現在の塾業界で、「怒る」という行為はあまりしないと思う。
大きな塾であるなら、きちんとクラス分けがされており、入塾の時点で、ある程度の進学先を塾側が設定しているからである。
うちの塾のように、評定3.9の生徒を、仙台二高へという考え方はしないだろう。
逆に、個人塾は、各塾のホームページにある合格実績を見る限り、そもそも、上位校志望の生徒が少ないのだと思う。
上記のように、大手塾と個人塾の棲み分けがはかられ個人塾は、集団授業ではなく、個別指導に切り替えが進んでいるのだろう。
人手が足りない部分は、パソコンやタブレットを使った個別指導などを導入したり、大手塾とは違う客層を取り込もうと頑張っているのだと思う。
麻布学院の場合は、評定が低い生徒や、中途入塾の生徒でも、志望校が上位校なら、その高校を目指す指導をする。
その指導には努力が必要で、そういった生徒の場合、個別指導で、上位クラスの生徒達との差を縮める手助けをしなければならない。
その志望校を「本気」と信じて、その為に環境を用意し、費用も塾が負担する。
個別だからといって、授業料を上げたりはしない。
しかし問題はある。
評定が低い生徒や、途中から入塾した生徒は、どうしても上位クラスとの目標意識が違う。

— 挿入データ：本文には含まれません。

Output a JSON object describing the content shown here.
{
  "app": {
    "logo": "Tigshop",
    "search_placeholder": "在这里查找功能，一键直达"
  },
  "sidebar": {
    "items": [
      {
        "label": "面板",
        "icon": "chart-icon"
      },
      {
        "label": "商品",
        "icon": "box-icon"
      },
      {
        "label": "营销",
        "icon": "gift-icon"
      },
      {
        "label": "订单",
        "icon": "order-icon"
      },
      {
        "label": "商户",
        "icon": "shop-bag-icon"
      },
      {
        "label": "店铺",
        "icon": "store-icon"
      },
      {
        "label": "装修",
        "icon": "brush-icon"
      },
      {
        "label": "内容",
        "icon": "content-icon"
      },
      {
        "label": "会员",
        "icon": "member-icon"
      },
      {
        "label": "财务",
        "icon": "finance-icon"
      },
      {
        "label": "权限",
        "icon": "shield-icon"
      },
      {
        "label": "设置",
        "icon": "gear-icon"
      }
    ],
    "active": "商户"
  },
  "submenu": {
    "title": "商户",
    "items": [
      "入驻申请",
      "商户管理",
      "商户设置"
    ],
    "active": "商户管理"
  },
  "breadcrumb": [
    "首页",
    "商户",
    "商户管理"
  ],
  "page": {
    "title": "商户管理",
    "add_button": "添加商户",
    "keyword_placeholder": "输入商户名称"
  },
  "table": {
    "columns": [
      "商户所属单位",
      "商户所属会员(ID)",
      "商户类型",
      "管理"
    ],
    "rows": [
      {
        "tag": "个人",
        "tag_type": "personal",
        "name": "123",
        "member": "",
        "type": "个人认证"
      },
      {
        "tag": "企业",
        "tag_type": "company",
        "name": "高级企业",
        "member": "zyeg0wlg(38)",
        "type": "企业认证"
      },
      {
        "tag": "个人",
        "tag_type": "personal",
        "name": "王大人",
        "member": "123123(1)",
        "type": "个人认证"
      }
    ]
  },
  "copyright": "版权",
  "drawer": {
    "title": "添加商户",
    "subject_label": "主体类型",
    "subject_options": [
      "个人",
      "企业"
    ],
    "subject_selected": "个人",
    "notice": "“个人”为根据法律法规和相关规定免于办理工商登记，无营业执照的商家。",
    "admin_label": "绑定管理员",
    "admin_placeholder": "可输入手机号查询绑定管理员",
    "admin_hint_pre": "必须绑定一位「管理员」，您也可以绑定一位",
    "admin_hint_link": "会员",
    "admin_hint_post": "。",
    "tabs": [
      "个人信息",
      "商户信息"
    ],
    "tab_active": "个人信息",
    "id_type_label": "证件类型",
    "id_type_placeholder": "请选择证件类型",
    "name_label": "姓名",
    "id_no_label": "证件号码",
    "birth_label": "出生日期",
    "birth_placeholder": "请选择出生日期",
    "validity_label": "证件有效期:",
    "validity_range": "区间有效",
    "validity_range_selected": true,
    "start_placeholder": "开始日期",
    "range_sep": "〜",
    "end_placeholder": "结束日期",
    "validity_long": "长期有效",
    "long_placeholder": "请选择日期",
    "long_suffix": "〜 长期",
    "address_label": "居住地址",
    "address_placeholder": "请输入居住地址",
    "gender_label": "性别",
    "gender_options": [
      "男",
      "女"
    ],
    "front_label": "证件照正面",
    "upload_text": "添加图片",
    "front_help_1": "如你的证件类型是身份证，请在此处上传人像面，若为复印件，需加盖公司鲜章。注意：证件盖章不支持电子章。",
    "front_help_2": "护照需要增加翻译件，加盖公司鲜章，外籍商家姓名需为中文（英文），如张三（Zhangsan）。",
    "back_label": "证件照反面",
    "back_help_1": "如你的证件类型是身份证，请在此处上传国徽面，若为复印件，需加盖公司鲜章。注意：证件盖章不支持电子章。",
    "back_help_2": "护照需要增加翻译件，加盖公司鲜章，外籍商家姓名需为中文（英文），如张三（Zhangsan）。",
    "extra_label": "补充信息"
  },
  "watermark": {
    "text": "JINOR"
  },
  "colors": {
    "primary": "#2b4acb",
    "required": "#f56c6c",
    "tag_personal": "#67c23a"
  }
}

本気で志望校に合格したいなら、この目標意識を変えなければならない。
学力も、上位クラスと比べれば、劣っている場合が多い。
であるならば、一番努力すべき生徒は、彼らなのである。
その場合、本気で怒らなければならない。
塾も本気で合格させようとしていることを示さなければならない。
入塾してみるとわかるのだが、生徒と私の距離は近い。
めったに怒らないからだ。
しかし、人生を大きく変えようとする人間が目の前にいるならば、私も本気で挑まなければならない。
私は、一番怖いのは、「怒る」ではなく「無関心」になることだと思っている。生徒の成績に「無関心」にはなれない。
怒るのは嫌いだ。その生徒が辞めてしまうかもしれない。
気持ちが伝わらなければ、「あの塾は怖い」と言われてしまう。
けれど、「無関心」でいていいのだろうか?
その子の「志望校」を「言ってみただけ」と勝手に大人が判断していいのだろうか?
塾屋が、現在の成績だけで「生徒の未来」をクラス分けなんてしていいのだろうか?
私は違うと思うのです。
常に生徒の気持ちを「本気」だと受け止め、受験の合否には、塾が一番責任を感じなければならないと。
塾屋は「本気」であるべきです。我々は公務員でも学生でもなく、成績を上げれなければ意味のない「塾屋」ですから。
怒るのって嫌いです。
体力も使うし、悪くも言われる。
本当なら怒りたくない。
でも、耳触りの良い言葉だけを言って、毎年毎年、ただ新しい生徒が入れ替わるだけの塾にはしたくないんです。
そんな無意味な歳の取り方は、断固としてしたくない。
だから、これからも怒ります。
生徒の未来と人生が、この一瞬にかかっているかもしれないから。
だから今日も明日も私は「本気」です。
「無関心」にはなれないし、なりたくもありません。